Why I'm repressing? Imagine growing up somewhere behind the iron curtain while being gender dysphoric - wishing to be a girl - but still not hyper feminine in your mannerisms, with attraction to females, with nerdy, but still "manly" interests. Also being born in early 90ies meant that you didn't knew much about this kind of degeneracy outside of jokes in movies.
Of course I dived deep into repression and tried my beat to appeared as masc as possible on one side, and used intense reading as way of escapism, which both lead me to far right. I read all relevant far right philosophers till end of high school (Spengler, Heidegger, Schmitt, Evola, de Benoist, Ortega y Gasset, de Maistre etc) while sporting skinhead image and spending my weekends drunk ans trying to fit with the guys.

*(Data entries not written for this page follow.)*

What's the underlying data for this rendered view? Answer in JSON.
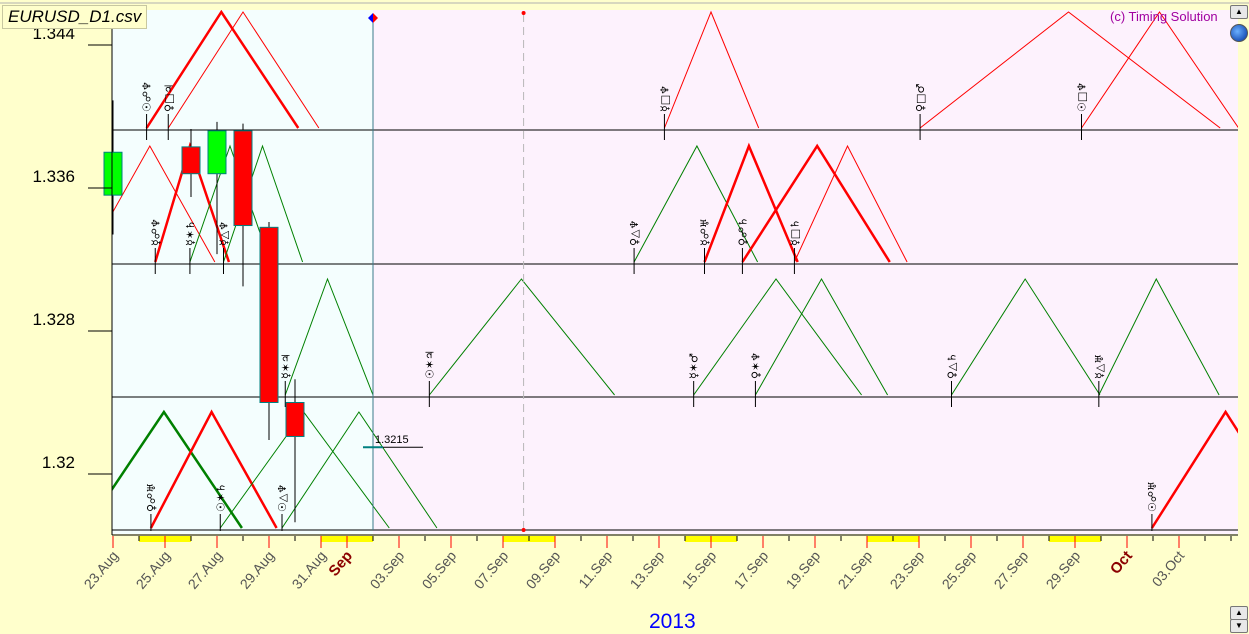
{
  "window": {
    "title": "EURUSD_D1.csv",
    "copyright": "(c) Timing Solution"
  },
  "colors": {
    "bull": "#00ff00",
    "bear": "#ff0000",
    "candle_border": "#008080",
    "hard_aspect": "#ff0000",
    "soft_aspect": "#008000",
    "history_bg": "#f4fefe",
    "forecast_bg": "#fdf2fd",
    "panel_bg": "#ffffcc",
    "month_label": "#8b0000",
    "year_label": "#0000ff"
  },
  "icons": {
    "scroll_up": "triangle-up-icon",
    "scroll_down": "triangle-down-icon",
    "globe": "globe-icon",
    "cursor": "diamond-marker-icon"
  },
  "chart_data": {
    "type": "candlestick",
    "title": "EURUSD_D1.csv",
    "xlim": [
      "2013-08-23",
      "2013-10-05T07:00"
    ],
    "ylim": [
      1.3169,
      1.346
    ],
    "y_ticks": [
      {
        "value": 1.344,
        "label": "1.344"
      },
      {
        "value": 1.336,
        "label": "1.336"
      },
      {
        "value": 1.328,
        "label": "1.328"
      },
      {
        "value": 1.32,
        "label": "1.32"
      }
    ],
    "x_ticks": [
      {
        "date": "2013-08-23",
        "label": "23.Aug"
      },
      {
        "date": "2013-08-25",
        "label": "25.Aug"
      },
      {
        "date": "2013-08-27",
        "label": "27.Aug"
      },
      {
        "date": "2013-08-29",
        "label": "29.Aug"
      },
      {
        "date": "2013-08-31",
        "label": "31.Aug"
      },
      {
        "date": "2013-09-01",
        "label": "Sep",
        "month": true
      },
      {
        "date": "2013-09-03",
        "label": "03.Sep"
      },
      {
        "date": "2013-09-05",
        "label": "05.Sep"
      },
      {
        "date": "2013-09-07",
        "label": "07.Sep"
      },
      {
        "date": "2013-09-09",
        "label": "09.Sep"
      },
      {
        "date": "2013-09-11",
        "label": "11.Sep"
      },
      {
        "date": "2013-09-13",
        "label": "13.Sep"
      },
      {
        "date": "2013-09-15",
        "label": "15.Sep"
      },
      {
        "date": "2013-09-17",
        "label": "17.Sep"
      },
      {
        "date": "2013-09-19",
        "label": "19.Sep"
      },
      {
        "date": "2013-09-21",
        "label": "21.Sep"
      },
      {
        "date": "2013-09-23",
        "label": "23.Sep"
      },
      {
        "date": "2013-09-25",
        "label": "25.Sep"
      },
      {
        "date": "2013-09-27",
        "label": "27.Sep"
      },
      {
        "date": "2013-09-29",
        "label": "29.Sep"
      },
      {
        "date": "2013-10-01",
        "label": "Oct",
        "month": true
      },
      {
        "date": "2013-10-03",
        "label": "03.Oct"
      }
    ],
    "year_label": "2013",
    "weekends": [
      [
        "2013-08-24",
        "2013-08-26"
      ],
      [
        "2013-08-31",
        "2013-09-02"
      ],
      [
        "2013-09-07",
        "2013-09-09"
      ],
      [
        "2013-09-14",
        "2013-09-16"
      ],
      [
        "2013-09-21",
        "2013-09-23"
      ],
      [
        "2013-09-28",
        "2013-09-30"
      ]
    ],
    "candles": [
      {
        "date": "2013-08-23",
        "open": 1.3356,
        "high": 1.3409,
        "low": 1.3334,
        "close": 1.338
      },
      {
        "date": "2013-08-26",
        "open": 1.3383,
        "high": 1.3393,
        "low": 1.3355,
        "close": 1.3368
      },
      {
        "date": "2013-08-27",
        "open": 1.3368,
        "high": 1.3397,
        "low": 1.3323,
        "close": 1.3392
      },
      {
        "date": "2013-08-28",
        "open": 1.3392,
        "high": 1.3396,
        "low": 1.3305,
        "close": 1.3339
      },
      {
        "date": "2013-08-29",
        "open": 1.3338,
        "high": 1.3341,
        "low": 1.3219,
        "close": 1.324
      },
      {
        "date": "2013-08-30",
        "open": 1.324,
        "high": 1.3253,
        "low": 1.3173,
        "close": 1.3221
      }
    ],
    "last_price": {
      "date": "2013-09-02",
      "value": 1.3215,
      "label": "1.3215"
    },
    "cursor_date": "2013-09-02",
    "marker_date": "2013-09-07T19:00",
    "aspect_bands": 4,
    "aspects": [
      {
        "band": 1,
        "label": "☉☍♆",
        "kind": "hard",
        "thick": true,
        "start": "2013-08-24T07:00",
        "peak": "2013-08-27T04:00",
        "end": "2013-08-30T03:00"
      },
      {
        "band": 1,
        "label": "♀□♃",
        "kind": "hard",
        "thick": false,
        "start": "2013-08-25T03:00",
        "peak": "2013-08-28T00:00",
        "end": "2013-08-30T22:00"
      },
      {
        "band": 1,
        "label": "☿□♆",
        "kind": "hard",
        "thick": false,
        "start": "2013-09-13T05:00",
        "peak": "2013-09-15T00:00",
        "end": "2013-09-16T20:00"
      },
      {
        "band": 1,
        "label": "♀□♂",
        "kind": "hard",
        "thick": false,
        "start": "2013-09-23T01:00",
        "peak": "2013-09-28T18:00",
        "end": "2013-10-04T14:00"
      },
      {
        "band": 1,
        "label": "☉□♆",
        "kind": "hard",
        "thick": false,
        "start": "2013-09-29T06:00",
        "peak": "2013-10-02T06:00",
        "end": "2013-10-05T07:00"
      },
      {
        "band": 2,
        "label": "",
        "kind": "hard",
        "thick": false,
        "start": "2013-08-21T22:00",
        "peak": "2013-08-24T10:00",
        "end": "2013-08-26T22:00"
      },
      {
        "band": 2,
        "label": "☿☍♆",
        "kind": "hard",
        "thick": true,
        "start": "2013-08-24T15:00",
        "peak": "2013-08-25T23:00",
        "end": "2013-08-27T11:00"
      },
      {
        "band": 2,
        "label": "☿✶♄",
        "kind": "soft",
        "thick": false,
        "start": "2013-08-25T23:00",
        "peak": "2013-08-27T12:00",
        "end": "2013-08-29T01:00"
      },
      {
        "band": 2,
        "label": "☿△♆",
        "kind": "soft",
        "thick": false,
        "start": "2013-08-27T06:00",
        "peak": "2013-08-28T18:00",
        "end": "2013-08-30T07:00"
      },
      {
        "band": 2,
        "label": "♀△♆",
        "kind": "soft",
        "thick": false,
        "start": "2013-09-12T01:00",
        "peak": "2013-09-14T11:00",
        "end": "2013-09-16T19:00"
      },
      {
        "band": 2,
        "label": "☿☍♅",
        "kind": "hard",
        "thick": true,
        "start": "2013-09-14T18:00",
        "peak": "2013-09-16T11:00",
        "end": "2013-09-18T08:00"
      },
      {
        "band": 2,
        "label": "♀☍♄",
        "kind": "hard",
        "thick": true,
        "start": "2013-09-16T05:00",
        "peak": "2013-09-19T02:00",
        "end": "2013-09-21T21:00"
      },
      {
        "band": 2,
        "label": "☿□♄",
        "kind": "hard",
        "thick": false,
        "start": "2013-09-18T05:00",
        "peak": "2013-09-20T06:00",
        "end": "2013-09-22T13:00"
      },
      {
        "band": 3,
        "label": "☿✶♃",
        "kind": "soft",
        "thick": false,
        "start": "2013-08-29T15:00",
        "peak": "2013-08-31T06:00",
        "end": "2013-09-02T00:00"
      },
      {
        "band": 3,
        "label": "☉✶♃",
        "kind": "soft",
        "thick": false,
        "start": "2013-09-04T04:00",
        "peak": "2013-09-07T17:00",
        "end": "2013-09-11T07:00"
      },
      {
        "band": 3,
        "label": "☿✶♂",
        "kind": "soft",
        "thick": false,
        "start": "2013-09-14T08:00",
        "peak": "2013-09-17T12:00",
        "end": "2013-09-20T19:00"
      },
      {
        "band": 3,
        "label": "♀✶♆",
        "kind": "soft",
        "thick": false,
        "start": "2013-09-16T17:00",
        "peak": "2013-09-19T06:00",
        "end": "2013-09-21T19:00"
      },
      {
        "band": 3,
        "label": "♀△♄",
        "kind": "soft",
        "thick": false,
        "start": "2013-09-24T06:00",
        "peak": "2013-09-27T02:00",
        "end": "2013-09-29T23:00"
      },
      {
        "band": 3,
        "label": "☿△♅",
        "kind": "soft",
        "thick": false,
        "start": "2013-09-29T22:00",
        "peak": "2013-10-02T03:00",
        "end": "2013-10-04T13:00"
      },
      {
        "band": 4,
        "label": "",
        "kind": "soft",
        "thick": true,
        "start": "2013-08-21T23:00",
        "peak": "2013-08-24T23:00",
        "end": "2013-08-27T23:00"
      },
      {
        "band": 4,
        "label": "♀☍♅",
        "kind": "hard",
        "thick": true,
        "start": "2013-08-24T11:00",
        "peak": "2013-08-26T19:00",
        "end": "2013-08-29T07:00"
      },
      {
        "band": 4,
        "label": "☉✶♄",
        "kind": "soft",
        "thick": false,
        "start": "2013-08-27T03:00",
        "peak": "2013-08-30T08:00",
        "end": "2013-09-02T15:00"
      },
      {
        "band": 4,
        "label": "☉△♆",
        "kind": "soft",
        "thick": false,
        "start": "2013-08-29T12:00",
        "peak": "2013-09-01T11:00",
        "end": "2013-09-04T11:00"
      },
      {
        "band": 4,
        "label": "☉☍♅",
        "kind": "hard",
        "thick": true,
        "start": "2013-10-01T23:00",
        "peak": "2013-10-04T19:00",
        "end": "2013-10-07T16:00"
      },
      {
        "band": 4,
        "label": "☿✶♆",
        "kind": "soft",
        "thick": false,
        "start": "2013-10-05T18:00",
        "peak": "2013-10-08T11:00",
        "end": "2013-10-11T04:00"
      }
    ]
  }
}
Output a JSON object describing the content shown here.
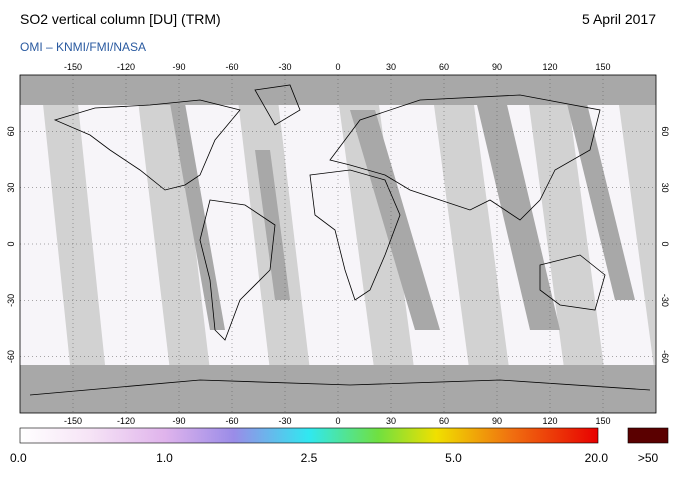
{
  "header": {
    "title": "SO2 vertical column [DU] (TRM)",
    "date": "5 April 2017",
    "credit": "OMI  –  KNMI/FMI/NASA"
  },
  "map": {
    "lon_ticks": [
      -150,
      -120,
      -90,
      -60,
      -30,
      0,
      30,
      60,
      90,
      120,
      150
    ],
    "lat_ticks": [
      60,
      30,
      0,
      -30,
      -60
    ]
  },
  "colorbar": {
    "ticks": [
      {
        "value": 0,
        "label": "0.0"
      },
      {
        "value": 1,
        "label": "1.0"
      },
      {
        "value": 2.5,
        "label": "2.5"
      },
      {
        "value": 5,
        "label": "5.0"
      },
      {
        "value": 20,
        "label": "20.0"
      }
    ],
    "overflow_label": ">50"
  }
}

Intense escapism lead me to manage somehow through hell that was puberty, and I developed several coping excuses: I am so straight I dislike my body, I just need to be more successful and it will go away, it is just a kink and not worth a thought and so on. I went on to study humanities and I did really well in college, get a girlfriend and so on, and enjoyed few years of relatively mild dysphoria (few days a month severely depressed because I am not a girl, otherwise plain denial).
All my defence mechanism and excuses lasted till like a year ago (mid twenties now) when I broke down and have to admit myself what it going on in my stupid head. I read stuff about it and said: Ok, anon, ao you got this condition but you can cope. It got worse and now I am in war against my degeneracy but will probably have to bite the bullet and transition, despite my beliefs.